Over the last two seasons, Olave has blossomed into not only one of the best pass-catchers in the Big Ten, but anywhere in the nation. In 2019, Olave became quarterback Justin Fields’ favorite target, as he led the Buckeyes in receiving yards (849) and touchdowns (12).
As a freshman, Olave was in the shadows of NFL-caliber receivers like Parris Campbell, K.J. Hill, Terry McLaurin and Austin Mack. Olave was even buried on the depth chart behind Johnnie Dixon and Binjimen Victor. He still found a way to catch three touchdown passes.
Before coming to Columbus, Olave was classified as a 3-star composite recruit from Mission Hills High School in San Marcos, California. In the division championship game, he recorded 150 yards on 12 receptions and added a score. Despite the big game and senior season, Olave was not even rated a top-65 receiver in the country.
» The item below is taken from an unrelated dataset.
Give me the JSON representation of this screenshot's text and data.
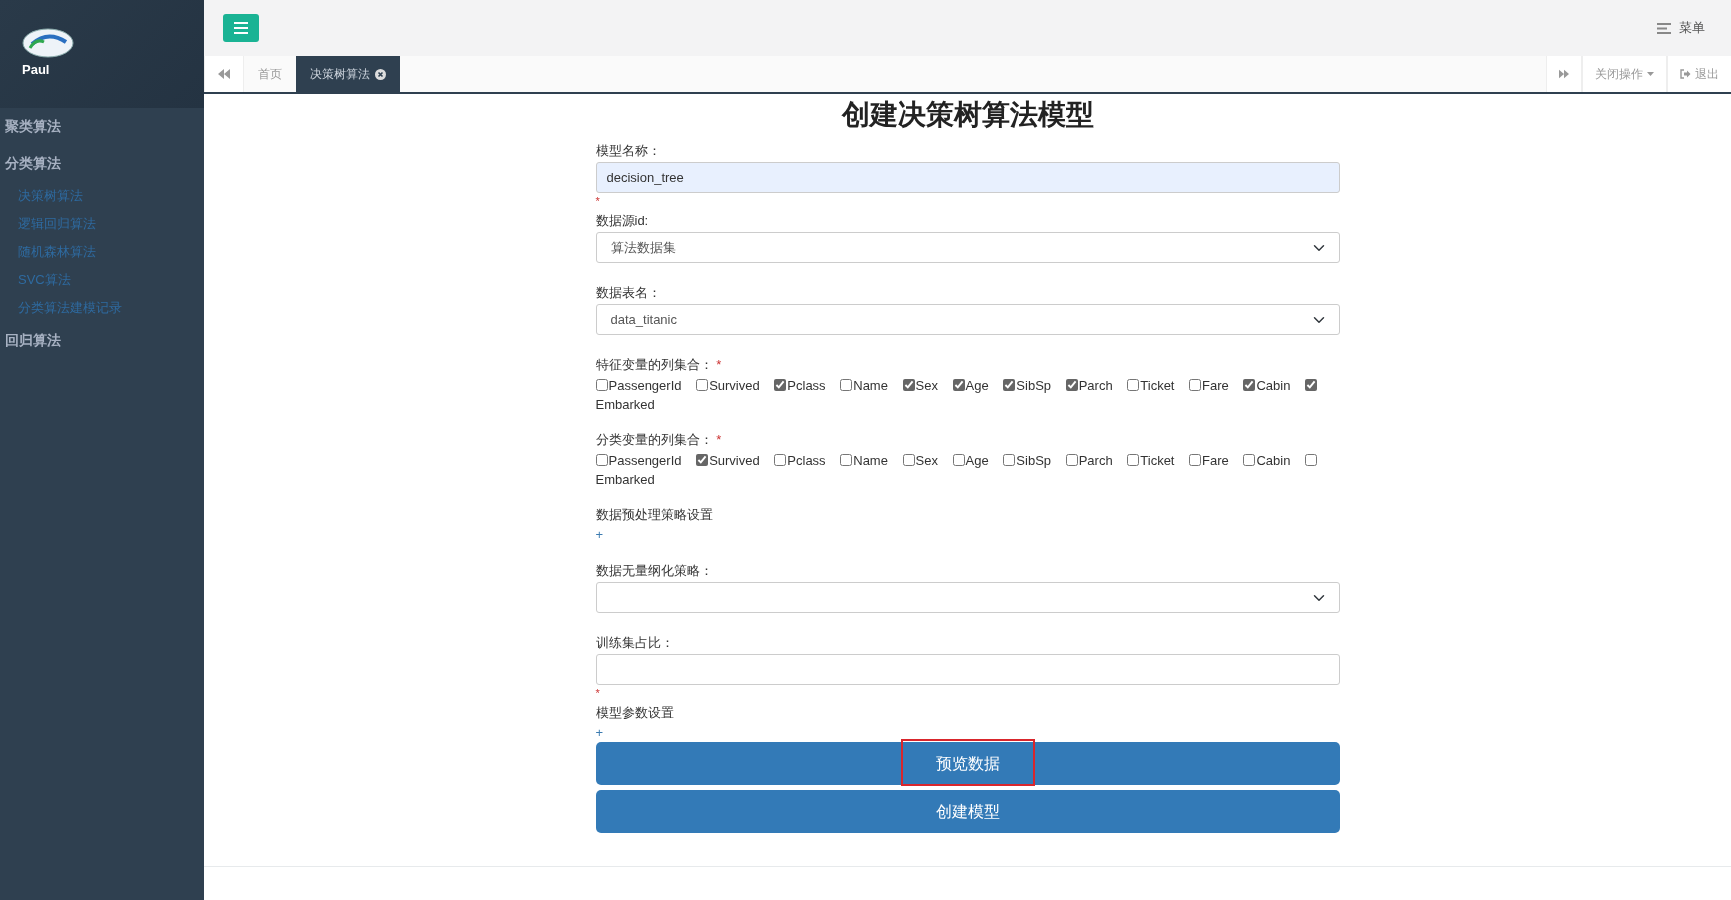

It turns out those rankings were a mistake.
“I don’t think the recruiting stuff matters at all, at the end of the day. Being a 5-star, 4-star, 3-star or 2-star even. At the end of the day, you are going to have to come here and work for what you want,” Olave said. “I believe that’s what I did. When I first got here, I kept my head down and didn’t say much. I listened to the older guys and leaders on the team. I just wanted to contribute in any way I can. That’s what I believe I did.”
Ahead of this season, Olave found himself on the 2020 Biletnikoff Award Preseason Watch List, an award given to the nation’s top receiver. The Draft Network has Olave ranked as their seventh best receiver in a talented NFL 2021 Draft Class.
The only rankings that matter now are where Olave sits ahead of this year’s draft. As for what Olave would tell himself three years ago, before he was one of the best in the nation, it is to simply shut out the outside noise and focus on the team.
“Keep working hard. Don’t really listen to the outsiders. I feel like the outsiders keep putting things in your mind that doesn’t help the team. At the end of the day, I want to help the team. Help the team win. Whatever that is, I am doing to do that.”